Our own Sean Rogers reviews the book over at The Walrus. Sometimes I think the best writers about comics are all Canadian.

It is interesting to me that Mackay (like many of the reviewers so far) draws a clear separation between the comics section of Brown's book and the commentary that follows it. ("I expect most people will judge this book on the comics, not the commentary, and these are some of the best comics of Brown’s career.") In my reading of the book, I wasn't able to separate the two so cleanly. I am not talking about the obvious political dimensions of the book (which advocates for decriminalizing prostitution, if you just logged on to the comics internet for the first time)—most adult readers are able to appreciate material morally alien to them to one degree or another. I just mean that the notes so inform the rest of the book (and the character of "Chester Brown," among others) that it seems to me a distortion of the book to divide the parts too cleanly.

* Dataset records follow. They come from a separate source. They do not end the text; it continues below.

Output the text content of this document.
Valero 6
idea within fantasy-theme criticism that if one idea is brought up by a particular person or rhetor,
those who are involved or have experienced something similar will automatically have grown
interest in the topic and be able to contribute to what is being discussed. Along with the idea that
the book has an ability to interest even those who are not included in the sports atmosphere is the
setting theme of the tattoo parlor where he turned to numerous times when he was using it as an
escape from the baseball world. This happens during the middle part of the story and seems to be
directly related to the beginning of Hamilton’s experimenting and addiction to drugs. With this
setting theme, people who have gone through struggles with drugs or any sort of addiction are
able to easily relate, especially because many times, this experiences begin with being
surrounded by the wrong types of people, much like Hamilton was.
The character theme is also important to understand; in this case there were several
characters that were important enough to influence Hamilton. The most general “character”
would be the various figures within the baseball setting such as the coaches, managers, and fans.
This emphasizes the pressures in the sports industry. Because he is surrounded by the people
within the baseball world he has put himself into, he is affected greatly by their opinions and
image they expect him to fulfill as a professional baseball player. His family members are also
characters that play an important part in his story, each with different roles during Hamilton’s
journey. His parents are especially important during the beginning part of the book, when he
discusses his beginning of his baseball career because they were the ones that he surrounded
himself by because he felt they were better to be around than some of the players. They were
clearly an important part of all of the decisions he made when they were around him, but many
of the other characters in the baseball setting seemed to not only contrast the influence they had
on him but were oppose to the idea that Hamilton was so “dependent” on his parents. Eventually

Somewhat related: Ed Park contributes an excellent essay touching on Brown's frequent use of notes throughout his career, and particularly in Paying For It, for a new website called the Toronto Standard. If you are the type of reader who doesn't like to know how a book ends beforehand, you might want to bookmark it for now. But don't forget to come back later. This is one of the best things about the book I've seen so far.

Nick Gazin's latest comic-book review column for Vice is up, and includes short interviews with Gilbert Hernandez, Johhny Ryan, Michael DeForge, and Benjamin Marra. (The Gilbert H. interview is the longest and best.)